Conclusion Up    Down

This case emphasizes the fact that tumoral calcinosis, however rare, should be included in the differential diagnosis of a subcutaneous lump adjacent to a joint, especially in an African patient in their first two decades of life. Additionally, because the patient presented as a classic patient with an abscess requiring Incision and drainage, the presentation compels medical practitioners to thoroughly assess seemingly classical-presenting conditions, in order to avoid misdiagnosing disease.

 

 

Competing interests Up    Down

The authors declare no competing interests.

 

 

Authors' contributions Up    Down

Both authors were involved in the direct patient care of the patient.

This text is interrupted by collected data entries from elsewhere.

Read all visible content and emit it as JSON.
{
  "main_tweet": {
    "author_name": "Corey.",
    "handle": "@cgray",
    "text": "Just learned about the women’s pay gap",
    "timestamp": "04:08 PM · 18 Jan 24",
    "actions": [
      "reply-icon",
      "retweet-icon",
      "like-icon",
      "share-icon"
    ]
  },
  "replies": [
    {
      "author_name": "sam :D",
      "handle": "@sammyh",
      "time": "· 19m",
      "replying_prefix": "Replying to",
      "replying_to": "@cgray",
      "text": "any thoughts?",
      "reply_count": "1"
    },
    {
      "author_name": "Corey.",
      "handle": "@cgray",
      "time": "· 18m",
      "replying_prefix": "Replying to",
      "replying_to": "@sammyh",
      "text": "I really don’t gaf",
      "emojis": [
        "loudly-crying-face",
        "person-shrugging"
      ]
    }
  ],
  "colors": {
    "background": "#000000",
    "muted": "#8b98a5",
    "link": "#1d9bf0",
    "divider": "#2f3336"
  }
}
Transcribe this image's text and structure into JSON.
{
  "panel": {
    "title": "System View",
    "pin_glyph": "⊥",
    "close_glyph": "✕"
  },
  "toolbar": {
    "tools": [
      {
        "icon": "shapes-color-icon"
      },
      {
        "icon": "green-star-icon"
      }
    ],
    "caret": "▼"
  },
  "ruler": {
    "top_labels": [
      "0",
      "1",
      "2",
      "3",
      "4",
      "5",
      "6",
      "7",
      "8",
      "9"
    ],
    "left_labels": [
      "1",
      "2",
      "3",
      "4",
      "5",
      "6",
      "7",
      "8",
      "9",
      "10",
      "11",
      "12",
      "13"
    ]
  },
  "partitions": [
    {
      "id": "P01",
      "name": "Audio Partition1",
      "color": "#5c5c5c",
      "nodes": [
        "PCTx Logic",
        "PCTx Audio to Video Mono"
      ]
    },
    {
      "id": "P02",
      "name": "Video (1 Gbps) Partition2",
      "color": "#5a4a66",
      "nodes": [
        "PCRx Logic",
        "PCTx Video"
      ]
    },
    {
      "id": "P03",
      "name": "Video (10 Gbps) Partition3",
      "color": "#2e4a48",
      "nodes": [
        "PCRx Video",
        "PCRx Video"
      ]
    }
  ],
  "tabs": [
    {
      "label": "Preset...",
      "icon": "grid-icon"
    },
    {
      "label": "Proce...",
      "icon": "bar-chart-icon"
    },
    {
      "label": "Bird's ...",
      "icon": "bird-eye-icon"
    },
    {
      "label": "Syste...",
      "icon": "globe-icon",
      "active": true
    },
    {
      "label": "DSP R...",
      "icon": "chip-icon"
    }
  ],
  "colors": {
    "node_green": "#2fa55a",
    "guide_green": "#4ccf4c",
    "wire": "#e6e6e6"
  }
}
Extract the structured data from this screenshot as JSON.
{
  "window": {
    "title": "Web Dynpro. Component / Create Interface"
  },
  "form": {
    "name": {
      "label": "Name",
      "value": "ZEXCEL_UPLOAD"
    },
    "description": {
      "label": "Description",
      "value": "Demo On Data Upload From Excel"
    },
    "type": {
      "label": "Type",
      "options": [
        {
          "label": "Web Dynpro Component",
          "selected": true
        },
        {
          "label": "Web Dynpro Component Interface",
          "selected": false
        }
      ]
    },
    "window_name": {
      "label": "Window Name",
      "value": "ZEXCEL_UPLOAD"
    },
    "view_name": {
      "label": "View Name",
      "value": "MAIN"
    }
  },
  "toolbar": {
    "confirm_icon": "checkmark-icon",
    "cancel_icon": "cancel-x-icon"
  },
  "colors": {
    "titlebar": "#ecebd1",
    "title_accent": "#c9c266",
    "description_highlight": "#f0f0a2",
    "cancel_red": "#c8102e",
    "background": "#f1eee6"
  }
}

RC wrote the first draft of the case report and LB assisted in its revision. Both authors have read and approved the final version of the case report.

 

 

Table and figures Up    Down

Table 1: renal function tests

Figure 1: sinus on the left greater trochanteric region

Figure 2: AP pelvic radiograph taken before surgical excision

Figure 3: histological photomicrograph of the discharge from the sinus showing a fibrous connective tissue with amorphous calcified material boarded by macrophages and osteoclast-like giant cells

Figure 4: clinical follow-up after treatment: (A) AP pelvic radiograph; (B) healing surgical scar after excision

 

 

Acknowledgments Up    Down

The authors acknowledge the assistance of Dr. Maurice Mulenga, a Pathologist working at Kamuzu Central Hospital, for performing the histopathological examination of the patients’ specimen.